# I know you will be interested in this clip.



## rayrecrok (Nov 21, 2008)

Hi.

Watch >this< carefully and I will ask you questions about it.

ray.


----------



## tonyt (May 25, 2005)

Wasn't he the script writer for Back To The Future?


----------



## bmb1uk (Jul 8, 2009)

cannt wait for the technical part :lol:


----------



## steco1958 (Mar 5, 2009)

All plain english,,,whats the problem


----------



## cabby (May 14, 2005)

is he a cousin of Arthur English. :lol: :lol: 

cabby


----------



## locrep (Dec 5, 2011)

Now all you Fiat drivers with comformatic boxes can now understand how it works..

Dave.


----------



## tonyt (May 25, 2005)

cabby said:


> is he a cousin of Arthur English. :lol: :lol:
> 
> cabby


Nah - Stanley Unwin's brother


----------



## pippin (Nov 15, 2007)

I am very annoyed that he stole my patent for the device - I worked on it for years and he takes all the credit!

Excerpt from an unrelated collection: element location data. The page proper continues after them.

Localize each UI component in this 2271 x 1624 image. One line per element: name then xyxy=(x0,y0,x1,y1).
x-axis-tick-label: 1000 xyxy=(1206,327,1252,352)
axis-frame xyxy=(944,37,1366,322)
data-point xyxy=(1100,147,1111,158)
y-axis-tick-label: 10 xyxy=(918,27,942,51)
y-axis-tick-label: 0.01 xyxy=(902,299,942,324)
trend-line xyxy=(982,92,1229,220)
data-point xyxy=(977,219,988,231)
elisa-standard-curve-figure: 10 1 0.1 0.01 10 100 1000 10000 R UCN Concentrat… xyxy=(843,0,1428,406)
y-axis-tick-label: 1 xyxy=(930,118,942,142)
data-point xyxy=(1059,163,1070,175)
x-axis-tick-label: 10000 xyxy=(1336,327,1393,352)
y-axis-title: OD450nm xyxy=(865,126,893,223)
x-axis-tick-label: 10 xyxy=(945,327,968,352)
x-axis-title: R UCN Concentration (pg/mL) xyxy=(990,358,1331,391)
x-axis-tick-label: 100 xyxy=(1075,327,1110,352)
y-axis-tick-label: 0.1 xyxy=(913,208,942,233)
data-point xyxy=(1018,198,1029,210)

By the way, does that avatar of bmb1uk appear to be 3D to anyone else?


----------



## rayrecrok (Nov 21, 2008)

Hi.
To make it a little clearer, you can see with this excellent video of a working machine and how you are guided through all the components and their uses..

I am sure you will find >this< very informative.

ray.


----------